Intrinsics for Intel® Advanced Vector Extensions 512 (Intel® AVX-512)...

The prototypes for Intel® Advanced Vector Extensions 512 (Intel® AVX-512) BF16 instruction intrinsics are located in the zmmintrin.h header file.

To use these intrinsics, include the immintrin.h file as follows:

#include <immintrin.h>

variable	definition
`a`	a source vector element
`b`	a second source vector element
`k`	mask used as a selector; depending on the intrinsic, it may be a writemask or a zeromask

_mm_cvtne2ps_pbh

__m128bh _mm_cvtne2ps_pbh (__m128 a, __m128 b)

Instructions: vcvtne2ps2bf16 xmm, xmm, xmm

CPUID Flags: AVX512_BF16 + AVX512VL

Converts packed single-precision (32-bit) floating-point elements in two vectors a and b to packed BF16 (16-bit) floating-point elements, and stores the results in a single vector dst.

_mm_mask_cvtne2ps_pbh

__m128bh _mm_mask_cvtne2ps_pbh (__m128bh src, __mmask8 k, __m128 a, __m128 b)

Instructions: vcvtne2ps2bf16 xmm {k}, xmm, xmm

CPUID Flags: AVX512_BF16 + AVX512VL

Converts packed single-precision (32-bit) floating-point elements in two vectors a and b to packed BF16 (16-bit) floating-point elements, and stores the results in a single vector dst using writemask k. Elements are copied from src when the corresponding mask bit is not set.

_mm_maskz_cvtne2ps_pbh

__m128bh _mm_maskz_cvtne2ps_pbh (__mmask8 k, __m128 a, __m128 b)

Instructions: vcvtne2ps2bf16 xmm {k}{z}, xmm, xmm

CPUID Flags: AVX512_BF16 + AVX512VL

Converts packed single-precision (32-bit) floating-point elements in two vectors a and b to packed BF16 (16-bit) floating-point elements, and stores the results in a single vector dst using zeromask k.
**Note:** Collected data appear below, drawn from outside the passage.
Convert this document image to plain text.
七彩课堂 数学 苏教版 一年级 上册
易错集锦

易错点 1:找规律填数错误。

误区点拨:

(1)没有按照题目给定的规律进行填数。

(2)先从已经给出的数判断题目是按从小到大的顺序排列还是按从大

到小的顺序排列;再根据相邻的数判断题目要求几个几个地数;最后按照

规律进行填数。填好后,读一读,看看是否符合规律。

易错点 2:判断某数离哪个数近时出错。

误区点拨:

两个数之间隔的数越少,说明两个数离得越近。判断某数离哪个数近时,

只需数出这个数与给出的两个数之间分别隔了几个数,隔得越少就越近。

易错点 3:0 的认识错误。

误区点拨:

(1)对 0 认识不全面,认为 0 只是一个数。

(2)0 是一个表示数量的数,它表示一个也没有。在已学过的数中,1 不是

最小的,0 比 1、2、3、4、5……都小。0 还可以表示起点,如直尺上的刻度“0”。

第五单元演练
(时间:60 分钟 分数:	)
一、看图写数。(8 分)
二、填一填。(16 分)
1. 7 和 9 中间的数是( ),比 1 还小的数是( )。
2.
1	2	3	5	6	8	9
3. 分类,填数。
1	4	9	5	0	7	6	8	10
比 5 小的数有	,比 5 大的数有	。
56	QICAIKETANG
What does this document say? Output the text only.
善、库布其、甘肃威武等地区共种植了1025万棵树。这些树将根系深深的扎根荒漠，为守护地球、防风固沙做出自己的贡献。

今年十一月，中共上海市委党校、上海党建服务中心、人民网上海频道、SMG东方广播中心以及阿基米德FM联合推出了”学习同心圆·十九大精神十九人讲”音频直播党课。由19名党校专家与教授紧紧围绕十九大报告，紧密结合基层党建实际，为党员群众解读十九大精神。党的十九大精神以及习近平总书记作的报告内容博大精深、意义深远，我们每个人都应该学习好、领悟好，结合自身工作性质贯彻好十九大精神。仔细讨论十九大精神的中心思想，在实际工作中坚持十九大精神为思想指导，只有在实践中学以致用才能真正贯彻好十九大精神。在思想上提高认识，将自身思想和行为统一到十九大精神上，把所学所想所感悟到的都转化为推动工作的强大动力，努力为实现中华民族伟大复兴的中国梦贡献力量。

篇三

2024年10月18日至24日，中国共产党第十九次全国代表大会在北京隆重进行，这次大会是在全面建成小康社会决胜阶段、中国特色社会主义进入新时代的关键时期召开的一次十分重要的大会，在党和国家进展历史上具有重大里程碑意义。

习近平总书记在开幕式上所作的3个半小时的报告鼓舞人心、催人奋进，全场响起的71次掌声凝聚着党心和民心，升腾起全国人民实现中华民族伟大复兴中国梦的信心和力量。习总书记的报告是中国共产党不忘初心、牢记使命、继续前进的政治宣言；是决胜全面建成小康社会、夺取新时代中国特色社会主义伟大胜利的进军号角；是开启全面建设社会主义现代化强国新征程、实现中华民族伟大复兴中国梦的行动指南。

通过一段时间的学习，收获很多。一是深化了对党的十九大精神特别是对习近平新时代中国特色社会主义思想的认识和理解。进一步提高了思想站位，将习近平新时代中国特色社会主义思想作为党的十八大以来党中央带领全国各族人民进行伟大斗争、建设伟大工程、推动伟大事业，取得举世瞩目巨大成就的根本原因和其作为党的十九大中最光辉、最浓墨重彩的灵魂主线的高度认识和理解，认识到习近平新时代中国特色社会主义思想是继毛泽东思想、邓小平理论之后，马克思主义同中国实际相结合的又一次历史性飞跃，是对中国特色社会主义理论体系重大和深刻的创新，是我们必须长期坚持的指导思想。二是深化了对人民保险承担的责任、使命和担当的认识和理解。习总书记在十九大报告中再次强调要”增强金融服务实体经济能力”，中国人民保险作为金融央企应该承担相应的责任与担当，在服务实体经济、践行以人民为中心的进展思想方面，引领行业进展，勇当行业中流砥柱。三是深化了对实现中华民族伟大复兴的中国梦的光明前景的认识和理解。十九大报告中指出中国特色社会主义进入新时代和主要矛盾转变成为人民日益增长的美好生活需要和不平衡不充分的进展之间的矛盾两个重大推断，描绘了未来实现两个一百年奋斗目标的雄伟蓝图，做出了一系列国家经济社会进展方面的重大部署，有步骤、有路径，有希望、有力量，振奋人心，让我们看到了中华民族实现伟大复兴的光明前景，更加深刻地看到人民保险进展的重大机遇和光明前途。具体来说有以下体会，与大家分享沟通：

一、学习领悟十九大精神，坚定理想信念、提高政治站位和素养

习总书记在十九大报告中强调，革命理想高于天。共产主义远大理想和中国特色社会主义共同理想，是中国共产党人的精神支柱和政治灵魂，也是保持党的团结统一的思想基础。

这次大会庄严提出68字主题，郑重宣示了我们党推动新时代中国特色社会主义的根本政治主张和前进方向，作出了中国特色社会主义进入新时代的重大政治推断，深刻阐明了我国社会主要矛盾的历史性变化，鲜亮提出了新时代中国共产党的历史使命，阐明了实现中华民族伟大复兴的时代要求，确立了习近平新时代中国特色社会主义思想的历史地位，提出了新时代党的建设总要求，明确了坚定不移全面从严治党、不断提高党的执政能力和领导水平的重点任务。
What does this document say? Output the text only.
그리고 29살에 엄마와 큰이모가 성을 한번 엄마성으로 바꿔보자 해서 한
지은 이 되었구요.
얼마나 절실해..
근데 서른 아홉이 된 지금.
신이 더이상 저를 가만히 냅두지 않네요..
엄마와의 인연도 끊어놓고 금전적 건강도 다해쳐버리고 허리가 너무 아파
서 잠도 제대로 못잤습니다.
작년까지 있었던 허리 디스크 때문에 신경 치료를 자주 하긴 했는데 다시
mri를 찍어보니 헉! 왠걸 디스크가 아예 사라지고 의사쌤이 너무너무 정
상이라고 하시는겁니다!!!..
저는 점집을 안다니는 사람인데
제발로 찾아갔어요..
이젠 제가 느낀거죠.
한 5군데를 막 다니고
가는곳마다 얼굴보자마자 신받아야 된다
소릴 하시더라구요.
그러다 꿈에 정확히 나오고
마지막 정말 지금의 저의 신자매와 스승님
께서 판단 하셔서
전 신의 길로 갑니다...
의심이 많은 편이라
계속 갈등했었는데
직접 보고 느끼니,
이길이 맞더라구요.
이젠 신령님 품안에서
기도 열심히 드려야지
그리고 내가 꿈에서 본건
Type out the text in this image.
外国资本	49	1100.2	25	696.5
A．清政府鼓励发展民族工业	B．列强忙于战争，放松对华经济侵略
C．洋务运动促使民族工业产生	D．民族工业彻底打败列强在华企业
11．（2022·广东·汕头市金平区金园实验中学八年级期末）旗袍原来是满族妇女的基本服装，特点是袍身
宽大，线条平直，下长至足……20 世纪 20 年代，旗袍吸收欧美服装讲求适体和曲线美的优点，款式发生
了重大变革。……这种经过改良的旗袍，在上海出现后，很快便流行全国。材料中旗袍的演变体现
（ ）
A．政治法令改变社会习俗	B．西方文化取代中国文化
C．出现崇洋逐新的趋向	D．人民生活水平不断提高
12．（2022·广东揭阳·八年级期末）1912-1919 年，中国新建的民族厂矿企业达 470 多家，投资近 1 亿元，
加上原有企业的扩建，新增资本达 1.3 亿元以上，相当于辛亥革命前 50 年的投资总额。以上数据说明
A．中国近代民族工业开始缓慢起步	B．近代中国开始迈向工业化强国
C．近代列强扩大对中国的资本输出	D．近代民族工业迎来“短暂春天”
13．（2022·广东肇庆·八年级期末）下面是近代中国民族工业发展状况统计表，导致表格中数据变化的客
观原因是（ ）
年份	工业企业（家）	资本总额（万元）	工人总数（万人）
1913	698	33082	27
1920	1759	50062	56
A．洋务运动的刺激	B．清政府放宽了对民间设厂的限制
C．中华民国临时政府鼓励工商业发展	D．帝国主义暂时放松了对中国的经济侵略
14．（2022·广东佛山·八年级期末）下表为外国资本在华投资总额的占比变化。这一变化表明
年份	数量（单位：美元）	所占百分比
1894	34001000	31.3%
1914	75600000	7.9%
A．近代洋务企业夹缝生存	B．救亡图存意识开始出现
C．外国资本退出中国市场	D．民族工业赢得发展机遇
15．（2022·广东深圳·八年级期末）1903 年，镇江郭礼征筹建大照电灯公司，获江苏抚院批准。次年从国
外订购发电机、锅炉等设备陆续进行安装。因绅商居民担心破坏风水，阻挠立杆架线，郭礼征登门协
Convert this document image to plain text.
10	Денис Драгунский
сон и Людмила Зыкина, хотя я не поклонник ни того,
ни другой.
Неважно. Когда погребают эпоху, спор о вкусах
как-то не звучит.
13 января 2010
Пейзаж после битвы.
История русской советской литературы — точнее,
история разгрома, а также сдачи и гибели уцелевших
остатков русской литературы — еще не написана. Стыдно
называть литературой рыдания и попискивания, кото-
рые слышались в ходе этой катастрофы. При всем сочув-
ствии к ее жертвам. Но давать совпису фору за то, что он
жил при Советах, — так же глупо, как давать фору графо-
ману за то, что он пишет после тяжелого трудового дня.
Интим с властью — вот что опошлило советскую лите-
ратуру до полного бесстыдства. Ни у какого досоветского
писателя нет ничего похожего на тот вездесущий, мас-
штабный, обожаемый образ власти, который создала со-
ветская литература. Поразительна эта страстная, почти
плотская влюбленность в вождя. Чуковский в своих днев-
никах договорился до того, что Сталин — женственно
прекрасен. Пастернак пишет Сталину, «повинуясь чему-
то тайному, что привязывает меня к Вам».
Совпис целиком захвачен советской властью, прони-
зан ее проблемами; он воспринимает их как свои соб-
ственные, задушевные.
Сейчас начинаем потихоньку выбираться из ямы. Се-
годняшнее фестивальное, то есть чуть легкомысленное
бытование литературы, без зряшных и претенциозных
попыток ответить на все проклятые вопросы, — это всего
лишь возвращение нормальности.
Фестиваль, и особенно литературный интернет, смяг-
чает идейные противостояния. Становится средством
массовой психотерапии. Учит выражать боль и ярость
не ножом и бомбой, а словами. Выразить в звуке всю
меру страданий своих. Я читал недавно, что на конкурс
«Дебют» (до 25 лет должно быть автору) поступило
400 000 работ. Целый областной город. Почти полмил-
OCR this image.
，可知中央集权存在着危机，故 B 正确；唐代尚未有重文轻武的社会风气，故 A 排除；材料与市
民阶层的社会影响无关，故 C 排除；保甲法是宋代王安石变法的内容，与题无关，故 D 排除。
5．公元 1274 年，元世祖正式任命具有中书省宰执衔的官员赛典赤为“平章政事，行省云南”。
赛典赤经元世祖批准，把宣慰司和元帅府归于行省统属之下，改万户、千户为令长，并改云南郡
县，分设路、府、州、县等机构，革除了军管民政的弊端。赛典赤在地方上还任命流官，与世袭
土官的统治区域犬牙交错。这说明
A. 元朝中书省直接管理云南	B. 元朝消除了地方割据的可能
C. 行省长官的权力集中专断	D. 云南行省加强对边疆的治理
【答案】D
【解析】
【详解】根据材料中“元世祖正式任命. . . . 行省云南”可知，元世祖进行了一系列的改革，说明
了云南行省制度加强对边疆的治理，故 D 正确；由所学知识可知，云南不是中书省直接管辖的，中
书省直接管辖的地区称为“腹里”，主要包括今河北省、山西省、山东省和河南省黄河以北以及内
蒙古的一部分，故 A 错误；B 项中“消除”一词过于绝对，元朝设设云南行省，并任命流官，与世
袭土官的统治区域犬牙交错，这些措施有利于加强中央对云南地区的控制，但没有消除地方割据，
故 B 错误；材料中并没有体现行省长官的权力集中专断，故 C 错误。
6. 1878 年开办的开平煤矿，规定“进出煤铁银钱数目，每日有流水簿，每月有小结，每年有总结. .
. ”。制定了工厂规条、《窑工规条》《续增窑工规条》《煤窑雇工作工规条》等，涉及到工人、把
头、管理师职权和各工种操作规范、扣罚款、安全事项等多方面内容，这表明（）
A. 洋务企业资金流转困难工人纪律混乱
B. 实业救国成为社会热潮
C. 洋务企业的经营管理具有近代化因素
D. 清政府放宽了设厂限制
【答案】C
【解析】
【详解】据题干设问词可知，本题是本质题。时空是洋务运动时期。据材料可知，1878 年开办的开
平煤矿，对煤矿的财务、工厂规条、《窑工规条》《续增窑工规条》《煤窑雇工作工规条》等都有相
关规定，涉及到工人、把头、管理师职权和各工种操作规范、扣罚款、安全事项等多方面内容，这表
Elements are zeroed out when the corresponding mask bit is not set.

_mm256_cvtne2ps_pbh

__m256bh _mm256_cvtne2ps_pbh (__m256 a, __m256 b)

Instructions: vcvtne2ps2bf16 ymm, ymm, ymm

CPUID Flags: AVX512_BF16 + AVX512VL

Converts packed single-precision (32-bit) floating-point elements in two vectors a and b to packed BF16 (16-bit) floating-point elements, and stores the results in a single vector dst.

_mm256_mask_cvtne2ps_pbh

__m256bh _mm256_mask_cvtne2ps_pbh (__m256bh src, __mmask16 k, __m256 a, __m256 b)

Instructions: vcvtne2ps2bf16 ymm {k}, ymm, ymm

CPUID Flags: AVX512_BF16 + AVX512VL

Converts packed single-precision (32-bit) floating-point elements in two vectors a and b to packed BF16 (16-bit) floating-point elements, and stores the results in a single vector dst using writemask k. Elements are copied from src when the corresponding mask bit is not set.

_mm256_maskz_cvtne2ps_pbh

__m256bh _mm256_maskz_cvtne2ps_pbh (__mmask16 k, __m256 a, __m256 b)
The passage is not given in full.